Harrell Abigail G, Thom Stephen R, Shields C Wyatt
Department of Chemical and Biological Engineering University of Colorado Boulder Boulder Colorado USA.
Department of Emergency Medicine University of Maryland School of Medicine Baltimore Maryland USA.
Bioeng Transl Med. 2024 Apr 16;9(5):e10657. doi: 10.1002/btm2.10657. eCollection 2024 Sep.

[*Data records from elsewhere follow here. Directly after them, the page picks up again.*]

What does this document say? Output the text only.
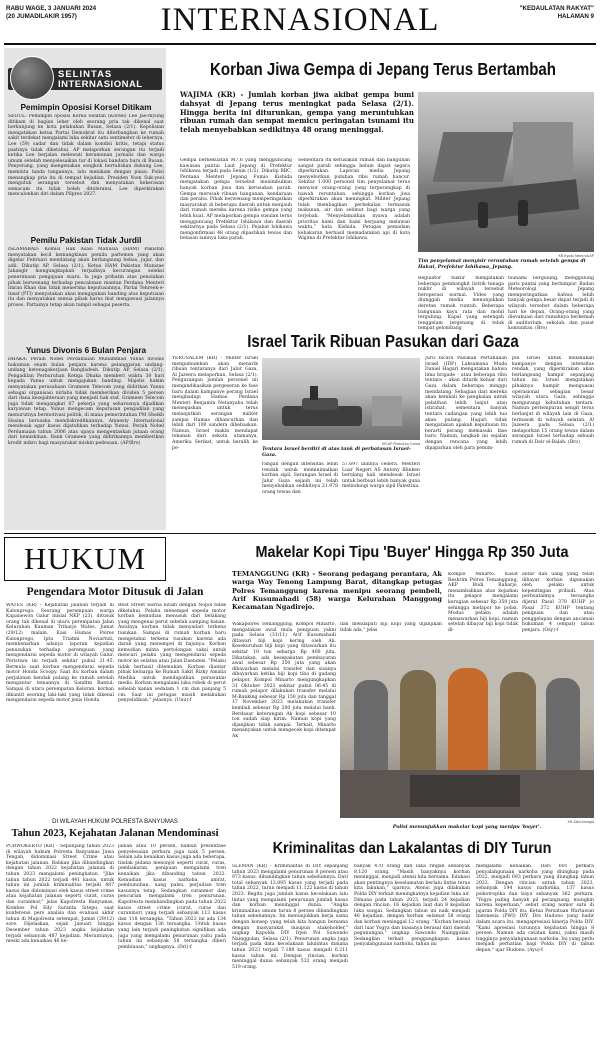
RABU WAGE, 3 JANUARI 2024
(20 JUMADILAKIR 1957)	INTERNASIONAL	"KEDAULATAN RAKYAT"
HALAMAN 9
SELINTAS
INTERNASIONAL
Pemimpin Oposisi Korsel Ditikam
SEOUL: Pemimpin oposisi Korea Selatan (Korsel) Lee Jae-myung ditikam di bagian leher oleh seorang pria tak dikenal saat berkunjung ke kota pelabuhan Busan, Selasa (2/1). Kepolisian mengatakan ketua Partai Demokrat itu diterbangkan ke rumah sakit terdekat mengalami luka sekitar satu sentimeter di lehernya. Lee (59) sadar dan tidak dalam kondisi kritis, tetapi status pastinya tidak diketahui. AP melaporkan serangan itu terjadi ketika Lee berjalan melewati kerumunan jurnalis dan warga umum setelah menyelesaikan tur di lokasi bandara baru di Busan. Penyerang, yang mengenakan songkok bertuliskan dukung Lee, meminta tanda tangannya, lalu menikam dengan pisau. Polisi menangkap pria itu di tempat kejadian. Presiden Yoon Suk-yeol mengutuk serangan tersebut dan menyatakan kekerasan semacam itu tidak boleh ditoleransi. Lee diperkirakan mencalonkan diri dalam Pilpres 2027.
Pemilu Pakistan Tidak Jurdil
ISLAMABAD: Komisi Hak Asasi Manusia (HAM) Pakistan menyatakan kecil kemungkinan pemilu parlemen yang akan digelar Februari mendatang akan berlangsung bebas, jujur, dan adil. Dikutip AP, Selasa (2/1), Ketua HAM Pakistan Munizae Jahangir mengungkapkan terjadinya kecurangan seleksi penerimaan pengajuan suara. Ia juga prihatin atas penolakan pihak berwenang terhadap pencalonan mantan Perdana Menteri Imran Khan dan tidak menerima keputusannya. Partai Tehreek-e-Insaf (PTI) menyatakan akan mengajukan banding atas keputusan itu dan menyatakan semua pihak harus ikut mengawasi jalannya proses. Partainya tetap akan tampil sebagai peserta.
Yunus Divonis 6 Bulan Penjara
DHAKA: Peraih Nobel Perdamaian Muhammad Yunus divonis hukuman enam bulan penjara karena pelanggaran undang-undang ketenagakerjaan Bangladesh. Dikutip AP, Selasa (2/1), Pengadilan Perburuhan Ketiga Dhaka memberi waktu 30 hari kepada Yunus untuk mengajukan banding. Majelis hakim menyatakan perusahaan Grameen Telecom yang didirikan Yunus sebagai organisasi nirlaba tidak memberikan dividen 5 persen dari dana kesejahteraan yang menjadi hak staf. Grameen Telecom juga tidak mengangkat 67 pekerja yang seharusnya dijadikan karyawan tetap. Yunus mengecam keputusan pengadilan yang menurutnya bermotivasi politik, di mana pemerintahan PM Sheikh Hasina berusaha mendiskreditkannya. Amnesty International mendesak agar kasus dijatuhkan terhadap Yunus. Peraih Nobel Perdamaian tahun 2006 atas upaya mengentaskan jutaan orang dari kemiskinan. Bank Grameen yang didirikannya memberikan kredit mikro bagi masyarakat miskin pedesaan. (AP/Bro)
Korban Jiwa Gempa di Jepang Terus Bertambah
WAJIMA (KR) - Jumlah korban jiwa akibat gempa bumi dahsyat di Jepang terus meningkat pada Selasa (2/1). Hingga berita ini diturunkan, gempa yang meruntuhkan ribuan rumah dan sempat memicu peringatan tsunami itu telah menyebabkan sedikitnya 48 orang meninggal.
Gempa berkekuatan M7,6 yang mengguncang kawasan pantai Laut Jepang di Prefektur Ishikawa terjadi pada Senin (1/2). Dikutip BBC, Perdana Menteri Jepang Fumio Kishida mengatakan gempa tersebut menimbulkan banyak korban jiwa dan kerusakan parah. Gempa merusak ribuan bangunan, kendaraan dan perahu. Pihak berwenang memperingatkan masyarakat di beberapa daerah untuk menjauh dari rumah mereka karena risiko gempa yang lebih kuat. AP melaporkan gempa susulan terus mengguncang Prefektur Ishikawa dan daerah sekitarnya pada Selasa (2/1). Pejabat Ishikawa mengonfirmasi 48 orang dipastikan tewas dan belasan lainnya luka parah.
Sementara itu kerusakan rumah dan bangunan sangat parah sehingga belum dapat segera diperkirakan. Laporan media Jepang menyebutkan puluhan ribu rumah hancur. Sekitar 1.000 personel tim penyelamat terus menyisir orang-orang yang terperangkap di bawah reruntuhan, sehingga korban jiwa diperkirakan akan meningkat. Militer Jepang telah membagikan perbekalan termasuk makanan, air dan selimut bagi warga yang terjebak. "Menyelamatkan nyawa adalah prioritas kami dan kami berjuang melawan waktu," kata Kishida. Petugas pemadam kebakaran berhasil memadamkan api di kota Wajima di Prefektur Ishikawa.
KR-Kyodo News via AP
Tim penyelamat menyisir reruntuhan rumah setelah gempa di Hakui, Prefektur Ishikawa, Jepang.
Regulator nuklir mengatakan beberapa pembangkit listrik tenaga nuklir di wilayah tersebut beroperasi normal. Video yang diunggah media menunjukkan deretan rumah runtuh. Beberapa bangunan kayu rata dan mobil tergulung. Kapal yang setengah tenggelam tergenang di teluk tempat gelombang
tsunami bergulung, menggulung garis pantai yang berlumpur. Badan Meteorologi Jepang memperingatkan bahwa lebih banyak gempa besar dapat terjadi di wilayah tersebut dalam beberapa hari ke depan. Orang-orang yang dievakuasi dari rumahnya berkemah di auditorium, sekolah, dan pusat komunitas. (Bro)
Israel Tarik Ribuan Pasukan dari Gaza
YERUSALEM (KR) - Militer Israel mengumumkan akan menarik ribuan tentaranya dari Jalur Gaza, Al Jazeera melaporkan, Selasa (2/1). Pengurangan jumlah personel ini mengindikasikan pergeseran ke fase baru dalam kampanye perang Israel menghadapi Hamas. Perdana Menteri Benjamin Netanyahu telah menegaskan untuk terus melanjutkan serangan militer sampai Hamas dihancurkan dan lebih dari 100 sandera dibebaskan. Namun, Israel makin mendapat tekanan dari sekutu utamanya, Amerika Serikat, untuk beralih ke pe-
KR-AP Photo/Leo Correa
Tentara Israel berdiri di atas tank di perbatasan Israel-Gaza.
rangan dengan intensitas lebih rendah untuk meminimalkan korban sipil. Serangan Israel di Jalur Gaza sejauh ini telah menyebabkan sedikitnya 21.978 orang tewas dan
57.697 lainnya cedera. Menteri Luar Negeri AS Antony Blinken berulang kali mendesak Israel untuk berbuat lebih banyak guna melindungi warga sipil Palestina.
Juru bicara Pasukan Pertahanan Israel (IDF) Laksamana Muda Daniel Hagari mengatakan bahwa lima brigade - atau beberapa ribu tentara - akan ditarik keluar dari Gaza dalam beberapa minggu mendatang. Sebagian dari mereka akan kembali ke pangkalan untuk pelatihan lebih lanjut atau istirahat, sementara banyak tentara cadangan yang lebih tua akan pulang. Hagari tidak mengatakan apakah keputusan itu berarti perang memasuki fase baru. Namun, langkah ini sejalan dengan rencana yang lebih dipaparkan oleh para pemim-
pin Israel untuk melakukan kampanye dengan intensitas rendah, yang diperkirakan akan berlangsung hampir sepanjang tahun ini. Israel mengatakan pihaknya hampir menguasai operasional sebagian besar wilayah utara Gaza, sehingga mengurangi kebutuhan tentara. Namun pertempuran sengit terus berlanjut di wilayah lain di Gaza, termasuk di wilayah selatan. Al Jazeera pada Selasa (2/1) melaporkan 15 orang tewas dalam serangan Israel terhadap sebuah rumah di Deir el-Balah. (Bro)
HUKUM
Pengendara Motor Ditusuk di Jalan
WATES (KR) - Kejahatan jalanan terjadi di Kulonprogo. Seorang perempuan warga Kapanewon Galur inisial NKP (23), ditusuk orang tak dikenal di utara perempatan Jalan Kelurahan Kuuman Triharjo Wates, Jumat (29/12) malam. Kasi Humas Polres Kulonprogo, Iptu Triatmi Noviartuti, membenarkan adanya laporan kejadian penusukan terhadap perempuan yang mengendarai sepeda motor di wilayah Galur. Peristiwa ini terjadi sekitar pukul 21.45. Bermula saat korban mengendarai sepeda motor Honda Scoopy. Saat itu korban dalam perjalanan hendak pulang ke rumah setelah mengantar temannya di Sandtm Bantul. Sampai di utara perempatan Keloran, korban dikuntit seorang laki-laki yang tidak dikenal mengendarai sepeda motor jenis Honda
Beat Street warna hitam dengan Nopol tidak diketahui. Pelaku menempel sepeda motor korban kemudian menusuk dari belakang yang mengenai perut sebelah samping kanan. Awalnya korban tidak menyadari terkena tusukan. Sampai di rumah korban baru mengetahui terkena tusukan karena ada darah yang menempel di bajunya. Korban kemudian minta pertolongan saksi untuk mencari pelaku yang mengendarai sepeda motor ke selatan atau Jalan Daendels. "Pelaku tidak berhasil ditemukan. Korban diantar pihak keluarga ke Rumah Sakit Rizky Amalia Medika untuk mendapatkan perawatan medis. Korban mengalami luka robek di perut sebelah kanan sedalam 1 cm dan panjang 5 cm. Saat ini petugas masih melakukan penyelidikan," jelasnya. (Unu)-f
DI WILAYAH HUKUM POLRESTA BANYUMAS
Tahun 2023, Kejahatan Jalanan Mendominasi
PURWOKERTO (KR) - Sepanjang tahun 2023 di wilayah hukum Polresta Banyumas Jawa Tengah, didominasi Street Crime atau kejahatan jalanan. Bahkan jika dibandingkan dengan tahun 2022 kejahatan jalanan di tahun 2023 mengalami peningkatan. "Jika tahun tahun 2022 terjadi 441 kasus, untuk tahun ini jumlah kriminalitas terjadi 487 kasus dan didominasi oleh kasus street crime atau kejahatan jalanan seperti curat, curas dan curanmor," jelas Kapolresta Banyumas, Kombes Pol Edy Suranta Sitepu, saat konferensi pers analisa dan evaluasi akhir tahun di Mapolresta setempat, Jumat (29/12) sore. Dijelaskan, sejak Januari hingga Desember tahun 2023 angka kejahatan terjadi sebanyak 487 kejadian. Meruntunya, meski ada kenaikan 46 ke-
jadian atau 10 persen, namun presentase penyelesaian perkara juga naik 5 persen. Selain ada kenaikan kasus juga ada beberapa, tindak pidana menonjol seperti curat, curas, pembakaran, penipuan mengalami tren kenaikan jika dibanding tahun 2022. Kemudian kasus narkoba, anirat, pembunuhan, uang palsu, perjudian tren kasusnya tetap. Sedangkan curanmor dan pencurian mengalami tren penurunan. Kapolresta membandingkan pada tahun 2022 kasus street crime (curat, curas dan curanmor) yang terjadi sebanyak 113 kasus dan 118 tersangka. "Tahun 2023 ini ada 134 kasus dengan 136 tersangka. Untuk kasus yang lain terjadi peningkatan signifikan ada juga yang mengalami penurunan yaitu pada tahun ini sebanyak 58 tersangka diberi pembinaan," ungkapnya. (Dri)-f
Makelar Kopi Tipu 'Buyer' Hingga Rp 350 Juta
TEMANGGUNG (KR) - Seorang pedagang perantara, Ak warga Way Tenong Lampung Barat, ditangkap petugas Polres Temanggung karena menipu seorang pembeli, Arif Kusumahadi (58) warga Kelurahan Manggong Kecamatan Ngadirejo.
Wakapolres Temanggung, Kompol Minarto, mengatakan awal mula penipuan yakni pada Selasa (31/11) Arif Kusumahadi ditawari biji kopi kering oleh Ak. Kesekuruhan biji kopi yang ditawarkan itu sekitar 10 ton seharga Rp 400 juta. Dikatakan, ada kesepakatan pembayaran awal sebesar Rp 350 juta yang akan dibayarkan melalui transfer dan sisanya dibayarkan ketika biji kopi tiba di gudang pelapor. Kompol Minarto mengungkapkan 31 Oktober 2023 sekitar pukul 06.45 di rumah pelapor dilakukan transfer melalui M-Banking sebesar Rp 150 juta dan tanggal 17 November 2023 melakukan transfer kembali sebesar Rp 200 juta melalui bank. Berdasar keterangan Ak kopi sebesar 10 ton sudah siap kirim. Namun kopi yang dijanjikan tidak sampai. Terkait, Minarto menanyakan untuk mengecek kopi ditempat Ak
dan mendapati biji kopi yang dijanjikan tidak ada," jelas
Kompol Minarto. Kasat Reskrim Polres Temanggung, AKP Budi Raharjo, menambahkan atas kejadian itu pelapor mengalami kerugian sebesar Rp 350 juta sehingga melapor ke polisi. Modus pelaku adalah menawarkan biji kopi, namun setelah dibayar biji kopi tidak di-
antar dan uang yang telah dibayar korban digunakan oleh pelaku untuk kepentingan pribadi. Atas perbuatannya tersangka dijerat Pasal 378 KUHP jo Pasal 372 KUHP tentang penipuan dan atau penggelapan dengan ancaman hukuman 4 (empat) tahun penjara. (Osy)-f
KR-Zaini Arrosyid
Polisi menunjukkan makelar kopi yang menipu 'buyer'.
Kriminalitas dan Lakalantas di DIY Turun
SLEMAN (KR) - Kriminalitas di DIY sepanjang tahun 2023 mengalami penurunan 8 persen atau 973 kasus, dibandingkan tahun sebelumnya. Dari total sebanyak 12.095 kasus yang terjadi pada tahun 2022, turun menjadi 11.122 kasus di tahun 2023. Begitu juga jumlah kasus kecelakaan lalu lintas yang mengalami penurunan jumlah kasus dan korban meninggal dunia. "Angka kriminalitas umum turun 8 persen dibandingkan tahun sebelumnya. Ini menunjukkan kerja sama dengan konsep yang telah kita bangun bersama dengan masyarakat maupun stakeholder," ungkap Kapolda DIY Irjen Pol Suwondo Nainggolan, Selasa (2/1). Penurunan angka juga terjadi pada data kecelakaan lalulintas dimana tahun 2023 terjadi 7.188 kasus menjadi 6.211 kasus tahun ini. Dengan rincian, korban meninggal dunia sebanyak 532 orang menjadi 519 orang.
banyak 470 orang dan luka ringan sebanyak 8.120 orang. "Masih banyaknya korban meninggal, menjadi atensi kita bersama. Edukasi akan pentingnya keselamatan berlalu lintas terus kita lakukan," ujarnya. Atensi juga dilakukan Polda DIY terkait meningkatnya kejadian luka air. Dimana pada tahun 2023, terjadi 24 kejadian dengan rincian, 16 kejadian laut dan 8 kejadian luka sungai. Sedangkan tahun ini naik menjadi 46 kejadian, dengan korban selamat 58 orang dan korban meninggal 12 orang. "Korban berasal dari luar Yogya dan biasanya berasal dari daerah pegunungan," ungkap Suwondo Nainggolan. Sedangkan terkait penggungkapan kasus penyalahgunaan narkoba, tahun ini
mengalami kenaikan. Dari 601 perkara penyalahgunaan narkoba yang diungkap pada 2022, menjadi 693 perkara yang diungkap tahun 2023. Dengan rincian untuk tahun 2023, sebanyak 194 kasus narkotika, 137 kasus psikotropika dan bayu sebanyak 362 perkara. "Yogya paling banyak pil perangsang, mungkin karena keperluan," sebut orang nomor satu di jajaran Polda DIY itu. Ketua Persatuan Wartawan Indonesia (PWI) DIY, Drs Hudono yang hadir dalam acara itu, mengapresiasi kinerja Polda DIY. "Kami apresiasi turunnya kejahatan hingga 8 persen. Namun ada catatan kami, yakni masih tingginya penyalahgunaan narkoba. Ini yang perlu menjadi perhatian bagi Polda DIY di tahun depan," ujar Hudono. (Ayu)-f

Conventional dogma suggests that decompression sickness (DCS) is caused by nitrogen bubble nucleation in the blood vessels and/or tissues; however, the abundance of bubbles does not correlate with DCS severity. Since immune cells respond to chemical and environmental cues, we hypothesized that the elevated partial pressures of dissolved gases drive aberrant immune cell phenotypes in the alveolar vasculature. To test this hypothesis, we measured immune responses within human lung-on-a-chip devices established with primary alveolar cells and microvascular cells. Devices were pressurized to 1.0 or 3.5 atm and surrounded by normal alveolar air or oxygen-reduced air. Phenotyping of neutrophils, monocytes, and dendritic cells as well as multiplexed ELISA revealed that immune responses occur within 1 h and that normal alveolar air (i.e., hyperbaric oxygen and nitrogen) confer greater immune activation. This work strongly suggests innate immune cell reactions initiated at elevated partial pressures contribute to the etiology of DCS.
传统观点认为,减压病(DCS)是由血管和/或组织中的氮气气泡成核引起的;然而,气泡的数量与DCS的严重程度并不相关。由于免疫细胞会对化学和环境信号做出反应,我们推测溶解气体分压的升高会驱动肺泡血管系统中异常的免疫细胞表型。为了验证这一假设,我们在由原代肺泡细胞和微血管细胞构建的人体芯片肺装置中测量了免疫反应。将装置加压至1.0或3.5个大气压,并置于正常肺泡空气或低氧空气中。对中性粒细胞、单核细胞和树突状细胞进行表型分析以及多重ELISA检测发现,免疫反应在1小时内就会发生,并且正常肺泡空气(即高压氧和氮气)会引发更强的免疫激活。这项研究有力地表明,在高压下引发的先天性免疫细胞反应促成了DCS的病因。